Energizing Your Trade Show Booth Staff
If you’re attending a one-day trade show event, it’s easy for your sales team to power through it with energy drinks and pep talks. However, if you’re keeping a staff at your trade show displays through an extended (3-4-5+day) show, you’re going to have to start looking for more creative ways to keep the energy levels up.
The goal is for your trade show booth staff to be able to greet the last visitor on the fourth day with every bit as much enthusiasm as they greeted the very first visitor on day 1 – if they can do that, you’ll know you have the right staff working in your trade show booth!
Motivating Your Trade Show Displays’ Staff During Long Shows
I. Start before the show.
Picking the right staff to work in the trade show booths can be the most important factor of all. Give serious thought to the people that you bring. Look for people who are honestly enthusiastic about the company and its products. Recruit them directly, face to face. Make it a special opportunity and emphasize their importance to the team.
If you take motivated people and give them a sense of responsibility, they’ll make the most of it.
II. Train hard.
Once you have your staff selected, train them. Give them some time off from their regular duties to practice learning scripts, conversational techniques, and facts about the product. Familiarize them with the trade show displays that will be used, as well as all the media tools that will be available at the show. Show them some presentations on sales techniques and “cold reading” people. These are the techniques that they’ll rely on during the show. The better-prepared they are, the less chance they have of burning out.
III. Eat and act healthily.
This is an obvious one, but it bears repeating: Good meals and a full night’s sleep will go a long way towards keeping your staff’s energy level up. Don’t succumb to the temptation to let them spend their “vacation” nights drinking and partying; make sure they go to bed sober at a reasonable hour.
If your crew seems disappointed at not having fun during the trade show itself, make it a special treat for the end of the project. If your trade show display is a success, then they can have the night (or perhaps the weekend) of fun they’re hoping for before they go home.

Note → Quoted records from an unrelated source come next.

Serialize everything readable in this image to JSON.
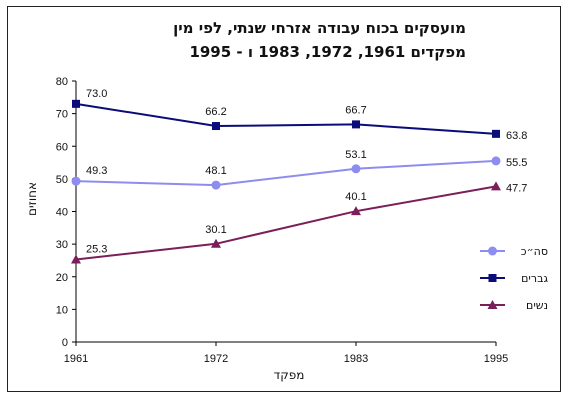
{
  "chart_data": {
    "type": "line",
    "title_line1": "מועסקים בכוח עבודה אזרחי שנתי, לפי מין",
    "title_line2": "מפקדים 1961, 1972, 1983 ו - 1995",
    "xlabel": "מפקד",
    "ylabel": "אחוזים",
    "categories": [
      "1961",
      "1972",
      "1983",
      "1995"
    ],
    "ylim": [
      0,
      80
    ],
    "yticks": [
      0,
      10,
      20,
      30,
      40,
      50,
      60,
      70,
      80
    ],
    "grid": false,
    "legend_position": "right",
    "series": [
      {
        "name": "סה״כ",
        "values": [
          49.3,
          48.1,
          53.1,
          55.5
        ],
        "labels": [
          "49.3",
          "48.1",
          "53.1",
          "55.5"
        ],
        "color": "#8d8df0",
        "marker": "circle"
      },
      {
        "name": "גברים",
        "values": [
          73.0,
          66.2,
          66.7,
          63.8
        ],
        "labels": [
          "73.0",
          "66.2",
          "66.7",
          "63.8"
        ],
        "color": "#0b0b7a",
        "marker": "square"
      },
      {
        "name": "נשים",
        "values": [
          25.3,
          30.1,
          40.1,
          47.7
        ],
        "labels": [
          "25.3",
          "30.1",
          "40.1",
          "47.7"
        ],
        "color": "#7b1f5a",
        "marker": "triangle"
      }
    ]
  }
}
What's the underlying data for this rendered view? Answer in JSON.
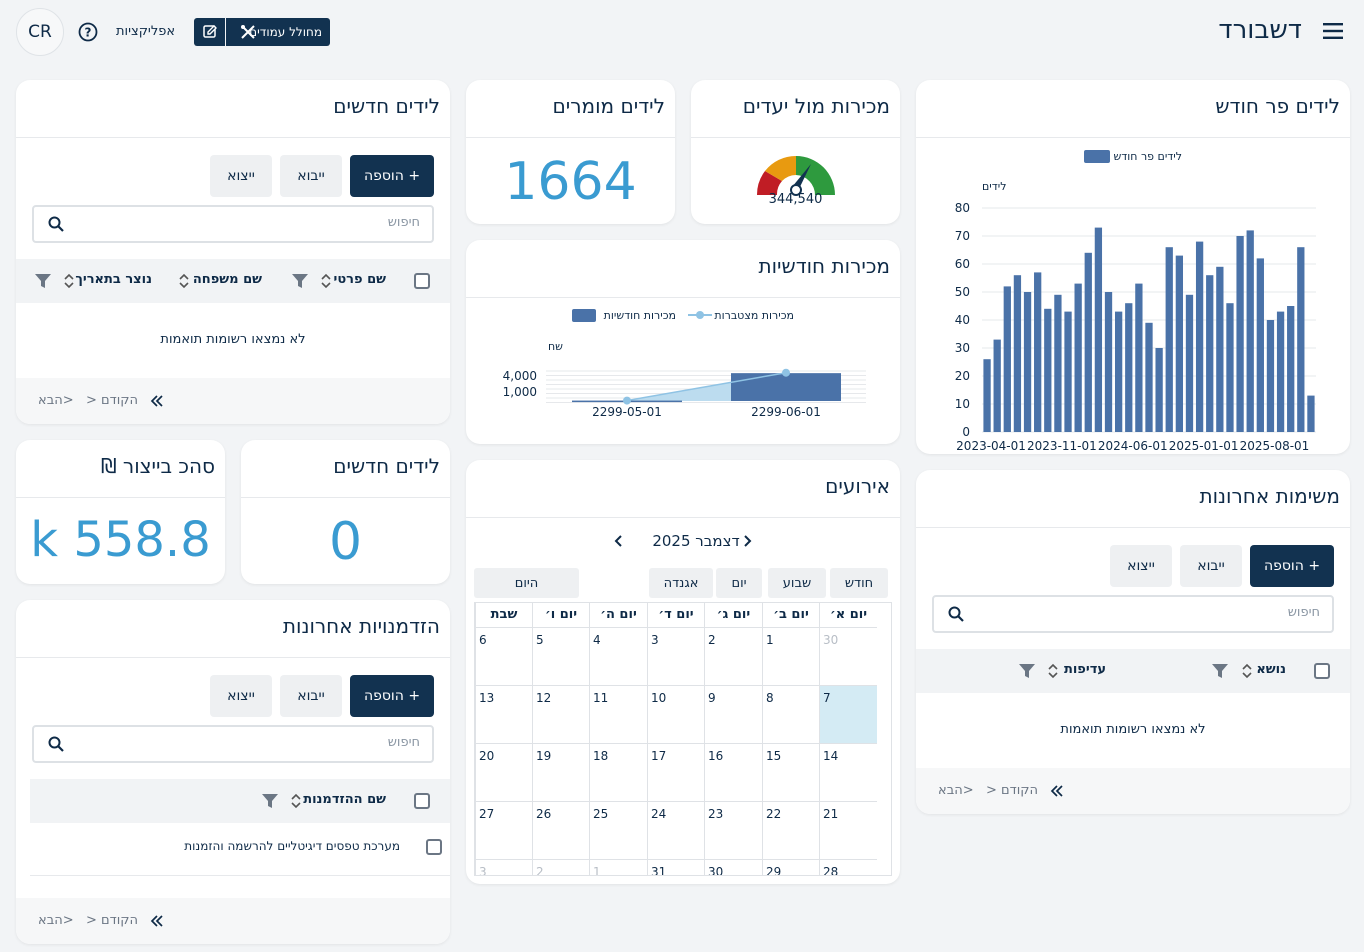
{
  "header": {
    "title": "דשבורד",
    "avatar": "CR",
    "apps_label": "אפליקציות",
    "layout_button": "מחולל עמודים"
  },
  "leads_new_table": {
    "title": "לידים חדשים",
    "add": "+ הוספה",
    "import": "ייבוא",
    "export": "ייצוא",
    "search_placeholder": "חיפוש",
    "columns": [
      "שם פרטי",
      "שם משפחה",
      "נוצר בתאריך"
    ],
    "empty": "לא נמצאו רשומות תואמות",
    "prev": "הקודם",
    "next": "הבא"
  },
  "leads_converted": {
    "title": "לידים מומרים",
    "value": "1664"
  },
  "sales_vs_target": {
    "title": "מכירות מול יעדים",
    "value": "344,540"
  },
  "leads_per_month": {
    "title": "לידים פר חודש",
    "legend": "לידים פר חודש",
    "ylabel": "לידים"
  },
  "monthly_sales": {
    "title": "מכירות חודשיות",
    "legend_bar": "מכירות חודשיות",
    "legend_line": "מכירות מצטברות",
    "ylabel": "שח"
  },
  "leads_new_kpi": {
    "title": "לידים חדשים",
    "value": "0"
  },
  "production_total": {
    "title": "סהכ בייצור ₪",
    "value": "558.8 k"
  },
  "events": {
    "title": "אירועים",
    "month_label": "דצמבר 2025",
    "view_month": "חודש",
    "view_week": "שבוע",
    "view_day": "יום",
    "view_agenda": "אגנדה",
    "today": "היום",
    "weekdays": [
      "יום א׳",
      "יום ב׳",
      "יום ג׳",
      "יום ד׳",
      "יום ה׳",
      "יום ו׳",
      "שבת"
    ],
    "weeks": [
      [
        "30",
        "1",
        "2",
        "3",
        "4",
        "5",
        "6"
      ],
      [
        "7",
        "8",
        "9",
        "10",
        "11",
        "12",
        "13"
      ],
      [
        "14",
        "15",
        "16",
        "17",
        "18",
        "19",
        "20"
      ],
      [
        "21",
        "22",
        "23",
        "24",
        "25",
        "26",
        "27"
      ],
      [
        "28",
        "29",
        "30",
        "31",
        "1",
        "2",
        "3"
      ]
    ]
  },
  "recent_tasks": {
    "title": "משימות אחרונות",
    "add": "+ הוספה",
    "import": "ייבוא",
    "export": "ייצוא",
    "search_placeholder": "חיפוש",
    "columns": [
      "נושא",
      "עדיפות"
    ],
    "empty": "לא נמצאו רשומות תואמות",
    "prev": "הקודם",
    "next": "הבא"
  },
  "recent_orders": {
    "title": "הזדמנויות אחרונות",
    "add": "+ הוספה",
    "import": "ייבוא",
    "export": "ייצוא",
    "search_placeholder": "חיפוש",
    "columns": [
      "שם ההזדמנות"
    ],
    "rows": [
      "מערכת טפסים דיגיטליים להרשמה והזמנות"
    ],
    "prev": "הקודם",
    "next": "הבא"
  },
  "colors": {
    "accent": "#123250",
    "bar": "#4a72a8",
    "number": "#3a9bd1"
  },
  "chart_data": [
    {
      "type": "bar",
      "title": "לידים פר חודש",
      "ylabel": "לידים",
      "ylim": [
        0,
        80
      ],
      "yticks": [
        0,
        10,
        20,
        30,
        40,
        50,
        60,
        70,
        80
      ],
      "xticks": [
        "2023-04-01",
        "2023-11-01",
        "2024-06-01",
        "2025-01-01",
        "2025-08-01"
      ],
      "series": [
        {
          "name": "לידים פר חודש",
          "values": [
            26,
            33,
            52,
            56,
            50,
            57,
            44,
            49,
            43,
            53,
            64,
            73,
            50,
            43,
            46,
            53,
            39,
            30,
            66,
            63,
            49,
            68,
            56,
            59,
            46,
            70,
            72,
            62,
            40,
            43,
            45,
            66,
            13
          ]
        }
      ]
    },
    {
      "type": "bar",
      "title": "מכירות חודשיות",
      "ylabel": "שח",
      "categories": [
        "2299-05-01",
        "2299-06-01"
      ],
      "yticks": [
        1000,
        4000
      ],
      "series": [
        {
          "name": "מכירות חודשיות",
          "values": [
            100,
            6500
          ]
        },
        {
          "name": "מכירות מצטברות",
          "values": [
            100,
            6600
          ]
        }
      ]
    },
    {
      "type": "gauge",
      "title": "מכירות מול יעדים",
      "value": 344540
    }
  ]
}
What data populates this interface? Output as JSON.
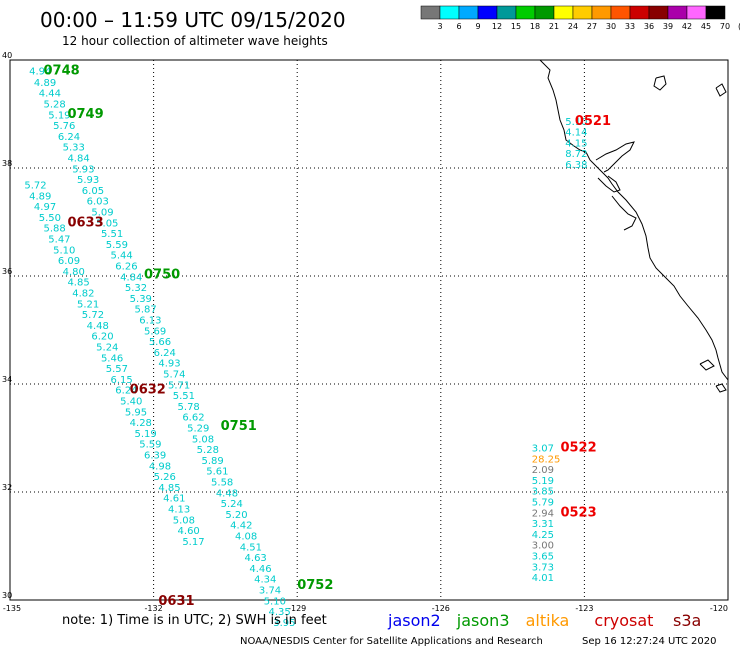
{
  "title": "00:00 – 11:59 UTC 09/15/2020",
  "subtitle": "12 hour collection of altimeter wave heights",
  "colorbar": {
    "colors": [
      "#777777",
      "#00ffff",
      "#00aaff",
      "#0000ff",
      "#009999",
      "#00cc00",
      "#009900",
      "#ffff00",
      "#ffcc00",
      "#ff9900",
      "#ff5500",
      "#cc0000",
      "#880000",
      "#aa00aa",
      "#ff66ff",
      "#000000"
    ],
    "labels": [
      "3",
      "6",
      "9",
      "12",
      "15",
      "18",
      "21",
      "24",
      "27",
      "30",
      "33",
      "36",
      "39",
      "42",
      "45",
      "70",
      "(ft)"
    ]
  },
  "axes": {
    "lat_labels": [
      "40",
      "38",
      "36",
      "34",
      "32",
      "30"
    ],
    "lon_labels": [
      "-135",
      "-132",
      "-129",
      "-126",
      "-123",
      "-120"
    ]
  },
  "tracks": [
    {
      "color": "#00cccc",
      "points": [
        {
          "lon": -134.6,
          "lat": 39.73,
          "v": "4.94"
        },
        {
          "lon": -134.5,
          "lat": 39.52,
          "v": "4.89"
        },
        {
          "lon": -134.4,
          "lat": 39.32,
          "v": "4.44"
        },
        {
          "lon": -134.3,
          "lat": 39.12,
          "v": "5.28"
        },
        {
          "lon": -134.2,
          "lat": 38.92,
          "v": "5.19"
        },
        {
          "lon": -134.1,
          "lat": 38.72,
          "v": "5.76"
        },
        {
          "lon": -134.0,
          "lat": 38.52,
          "v": "6.24"
        },
        {
          "lon": -133.9,
          "lat": 38.32,
          "v": "5.33"
        },
        {
          "lon": -133.8,
          "lat": 38.12,
          "v": "4.84"
        },
        {
          "lon": -133.7,
          "lat": 37.92,
          "v": "5.93"
        },
        {
          "lon": -133.6,
          "lat": 37.72,
          "v": "5.93"
        },
        {
          "lon": -133.5,
          "lat": 37.52,
          "v": "6.05"
        },
        {
          "lon": -133.4,
          "lat": 37.32,
          "v": "6.03"
        },
        {
          "lon": -133.3,
          "lat": 37.12,
          "v": "5.09"
        },
        {
          "lon": -133.2,
          "lat": 36.92,
          "v": "5.05"
        },
        {
          "lon": -133.1,
          "lat": 36.72,
          "v": "5.51"
        },
        {
          "lon": -133.0,
          "lat": 36.52,
          "v": "5.59"
        },
        {
          "lon": -132.9,
          "lat": 36.32,
          "v": "5.44"
        },
        {
          "lon": -132.8,
          "lat": 36.12,
          "v": "6.26"
        },
        {
          "lon": -132.7,
          "lat": 35.92,
          "v": "4.84"
        },
        {
          "lon": -132.6,
          "lat": 35.72,
          "v": "5.32"
        },
        {
          "lon": -132.5,
          "lat": 35.52,
          "v": "5.39"
        },
        {
          "lon": -132.4,
          "lat": 35.32,
          "v": "5.87"
        },
        {
          "lon": -132.3,
          "lat": 35.12,
          "v": "6.13"
        },
        {
          "lon": -132.2,
          "lat": 34.92,
          "v": "5.69"
        },
        {
          "lon": -132.1,
          "lat": 34.72,
          "v": "5.66"
        },
        {
          "lon": -132.0,
          "lat": 34.52,
          "v": "6.24"
        },
        {
          "lon": -131.9,
          "lat": 34.32,
          "v": "4.93"
        },
        {
          "lon": -131.8,
          "lat": 34.12,
          "v": "5.74"
        },
        {
          "lon": -131.7,
          "lat": 33.92,
          "v": "5.71"
        },
        {
          "lon": -131.6,
          "lat": 33.72,
          "v": "5.51"
        },
        {
          "lon": -131.5,
          "lat": 33.52,
          "v": "5.78"
        },
        {
          "lon": -131.4,
          "lat": 33.32,
          "v": "6.62"
        },
        {
          "lon": -131.3,
          "lat": 33.12,
          "v": "5.29"
        },
        {
          "lon": -131.2,
          "lat": 32.92,
          "v": "5.08"
        },
        {
          "lon": -131.1,
          "lat": 32.72,
          "v": "5.28"
        },
        {
          "lon": -131.0,
          "lat": 32.52,
          "v": "5.89"
        },
        {
          "lon": -130.9,
          "lat": 32.32,
          "v": "5.61"
        },
        {
          "lon": -130.8,
          "lat": 32.12,
          "v": "5.58"
        },
        {
          "lon": -130.7,
          "lat": 31.92,
          "v": "4.48"
        },
        {
          "lon": -130.6,
          "lat": 31.72,
          "v": "5.24"
        },
        {
          "lon": -130.5,
          "lat": 31.52,
          "v": "5.20"
        },
        {
          "lon": -130.4,
          "lat": 31.32,
          "v": "4.42"
        },
        {
          "lon": -130.3,
          "lat": 31.12,
          "v": "4.08"
        },
        {
          "lon": -130.2,
          "lat": 30.92,
          "v": "4.51"
        },
        {
          "lon": -130.1,
          "lat": 30.72,
          "v": "4.63"
        },
        {
          "lon": -130.0,
          "lat": 30.52,
          "v": "4.46"
        },
        {
          "lon": -129.9,
          "lat": 30.32,
          "v": "4.34"
        },
        {
          "lon": -129.8,
          "lat": 30.12,
          "v": "3.74"
        },
        {
          "lon": -129.7,
          "lat": 29.92,
          "v": "5.10"
        },
        {
          "lon": -129.6,
          "lat": 29.72,
          "v": "4.35"
        },
        {
          "lon": -129.5,
          "lat": 29.52,
          "v": "3.95"
        }
      ]
    },
    {
      "color": "#00cccc",
      "points": [
        {
          "lon": -134.7,
          "lat": 37.62,
          "v": "5.72"
        },
        {
          "lon": -134.6,
          "lat": 37.42,
          "v": "4.89"
        },
        {
          "lon": -134.5,
          "lat": 37.22,
          "v": "4.97"
        },
        {
          "lon": -134.4,
          "lat": 37.02,
          "v": "5.50"
        },
        {
          "lon": -134.3,
          "lat": 36.82,
          "v": "5.88"
        },
        {
          "lon": -134.2,
          "lat": 36.62,
          "v": "5.47"
        },
        {
          "lon": -134.1,
          "lat": 36.42,
          "v": "5.10"
        },
        {
          "lon": -134.0,
          "lat": 36.22,
          "v": "6.09"
        },
        {
          "lon": -133.9,
          "lat": 36.02,
          "v": "4.80"
        },
        {
          "lon": -133.8,
          "lat": 35.82,
          "v": "4.85"
        },
        {
          "lon": -133.7,
          "lat": 35.62,
          "v": "4.82"
        },
        {
          "lon": -133.6,
          "lat": 35.42,
          "v": "5.21"
        },
        {
          "lon": -133.5,
          "lat": 35.22,
          "v": "5.72"
        },
        {
          "lon": -133.4,
          "lat": 35.02,
          "v": "4.48"
        },
        {
          "lon": -133.3,
          "lat": 34.82,
          "v": "6.20"
        },
        {
          "lon": -133.2,
          "lat": 34.62,
          "v": "5.24"
        },
        {
          "lon": -133.1,
          "lat": 34.42,
          "v": "5.46"
        },
        {
          "lon": -133.0,
          "lat": 34.22,
          "v": "5.57"
        },
        {
          "lon": -132.9,
          "lat": 34.02,
          "v": "6.15"
        },
        {
          "lon": -132.8,
          "lat": 33.82,
          "v": "6.24"
        },
        {
          "lon": -132.7,
          "lat": 33.62,
          "v": "5.40"
        },
        {
          "lon": -132.6,
          "lat": 33.42,
          "v": "5.95"
        },
        {
          "lon": -132.5,
          "lat": 33.22,
          "v": "4.28"
        },
        {
          "lon": -132.4,
          "lat": 33.02,
          "v": "5.19"
        },
        {
          "lon": -132.3,
          "lat": 32.82,
          "v": "5.59"
        },
        {
          "lon": -132.2,
          "lat": 32.62,
          "v": "6.39"
        },
        {
          "lon": -132.1,
          "lat": 32.42,
          "v": "4.98"
        },
        {
          "lon": -132.0,
          "lat": 32.22,
          "v": "5.26"
        },
        {
          "lon": -131.9,
          "lat": 32.02,
          "v": "4.85"
        },
        {
          "lon": -131.8,
          "lat": 31.82,
          "v": "4.61"
        },
        {
          "lon": -131.7,
          "lat": 31.62,
          "v": "4.13"
        },
        {
          "lon": -131.6,
          "lat": 31.42,
          "v": "5.08"
        },
        {
          "lon": -131.5,
          "lat": 31.22,
          "v": "4.60"
        },
        {
          "lon": -131.4,
          "lat": 31.02,
          "v": "5.17"
        }
      ]
    },
    {
      "color": "#00cccc",
      "points": [
        {
          "lon": -123.4,
          "lat": 38.8,
          "v": "5.10"
        },
        {
          "lon": -123.4,
          "lat": 38.6,
          "v": "4.14"
        },
        {
          "lon": -123.4,
          "lat": 38.4,
          "v": "4.15"
        },
        {
          "lon": -123.4,
          "lat": 38.2,
          "v": "8.72"
        },
        {
          "lon": -123.4,
          "lat": 38.0,
          "v": "6.38"
        }
      ]
    },
    {
      "color": "#00cccc",
      "points": [
        {
          "lon": -124.1,
          "lat": 32.75,
          "v": "3.07",
          "c": "#00cccc"
        },
        {
          "lon": -124.1,
          "lat": 32.55,
          "v": "28.25",
          "c": "#ff9900"
        },
        {
          "lon": -124.1,
          "lat": 32.35,
          "v": "2.09",
          "c": "#777777"
        },
        {
          "lon": -124.1,
          "lat": 32.15,
          "v": "5.19",
          "c": "#00cccc"
        },
        {
          "lon": -124.1,
          "lat": 31.95,
          "v": "3.85",
          "c": "#00cccc"
        },
        {
          "lon": -124.1,
          "lat": 31.75,
          "v": "5.79",
          "c": "#00cccc"
        },
        {
          "lon": -124.1,
          "lat": 31.55,
          "v": "2.94",
          "c": "#777777"
        },
        {
          "lon": -124.1,
          "lat": 31.35,
          "v": "3.31",
          "c": "#00cccc"
        },
        {
          "lon": -124.1,
          "lat": 31.15,
          "v": "4.25",
          "c": "#00cccc"
        },
        {
          "lon": -124.1,
          "lat": 30.95,
          "v": "3.00",
          "c": "#777777"
        },
        {
          "lon": -124.1,
          "lat": 30.75,
          "v": "3.65",
          "c": "#00cccc"
        },
        {
          "lon": -124.1,
          "lat": 30.55,
          "v": "3.73",
          "c": "#00cccc"
        },
        {
          "lon": -124.1,
          "lat": 30.35,
          "v": "4.01",
          "c": "#00cccc"
        }
      ]
    }
  ],
  "pass_times": [
    {
      "lon": -134.3,
      "lat": 39.73,
      "t": "0748",
      "color": "#009900"
    },
    {
      "lon": -133.8,
      "lat": 38.93,
      "t": "0749",
      "color": "#009900"
    },
    {
      "lon": -132.2,
      "lat": 35.95,
      "t": "0750",
      "color": "#009900"
    },
    {
      "lon": -130.6,
      "lat": 33.15,
      "t": "0751",
      "color": "#009900"
    },
    {
      "lon": -129.0,
      "lat": 30.2,
      "t": "0752",
      "color": "#009900"
    },
    {
      "lon": -133.8,
      "lat": 36.92,
      "t": "0633",
      "color": "#880000"
    },
    {
      "lon": -132.5,
      "lat": 33.82,
      "t": "0632",
      "color": "#880000"
    },
    {
      "lon": -131.9,
      "lat": 29.91,
      "t": "0631",
      "color": "#880000"
    },
    {
      "lon": -123.2,
      "lat": 38.8,
      "t": "0521",
      "color": "#ee0000"
    },
    {
      "lon": -123.5,
      "lat": 32.75,
      "t": "0522",
      "color": "#ee0000"
    },
    {
      "lon": -123.5,
      "lat": 31.55,
      "t": "0523",
      "color": "#ee0000"
    }
  ],
  "footer_note": "note:  1) Time is in UTC;  2) SWH is in feet",
  "satellites": [
    {
      "name": "jason2",
      "color": "#0000ee"
    },
    {
      "name": "jason3",
      "color": "#009900"
    },
    {
      "name": "altika",
      "color": "#ff9900"
    },
    {
      "name": "cryosat",
      "color": "#cc0000"
    },
    {
      "name": "s3a",
      "color": "#880000"
    }
  ],
  "credit": "NOAA/NESDIS Center for Satellite Applications and Research",
  "timestamp": "Sep 16 12:27:24 UTC 2020"
}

IV. Send them on reconnaissance.
A great way to cycle your staff members and prevent burnout is to periodically give them an hour or two to wander around the trade show while checking out everyone else’s trade show displays. This doesn’t have to be too rigorous (or else you’re turning their down time into more work), but encourage them to take pictures, talk to people, and make note of things that seem to be working or not working. Compare notes during your end-of-day debriefings.
V. Bad interactions happen; don’t overreact.
While it would be wonderful if every single interaction with a visitor went positively, this rarely happens. If a crew member at your trade show display loses their cool, or gets baited by a heckler, or something along those lines, send them away to cool off for awhile before they come back. Don’t chew them out directly unless the incident was truly major, or else it just increases everyone’s stress level.
VI. Use group rewards.
In general, it’s best to use group rewards as motivators rather than individual awards, since the last thing you want is your trade show display staff fighting with each other, no matter how covertly. If you want to reward personal effort above-and-beyond, do it after the show rather than turning your display stand sales efforts into a competition.
Keeping your trade show booth staff motivated is one of the most important things you can do at your trade show displays. If you stay organized and keep them pumped up and enthusiastic, you’ll have a more effective booth.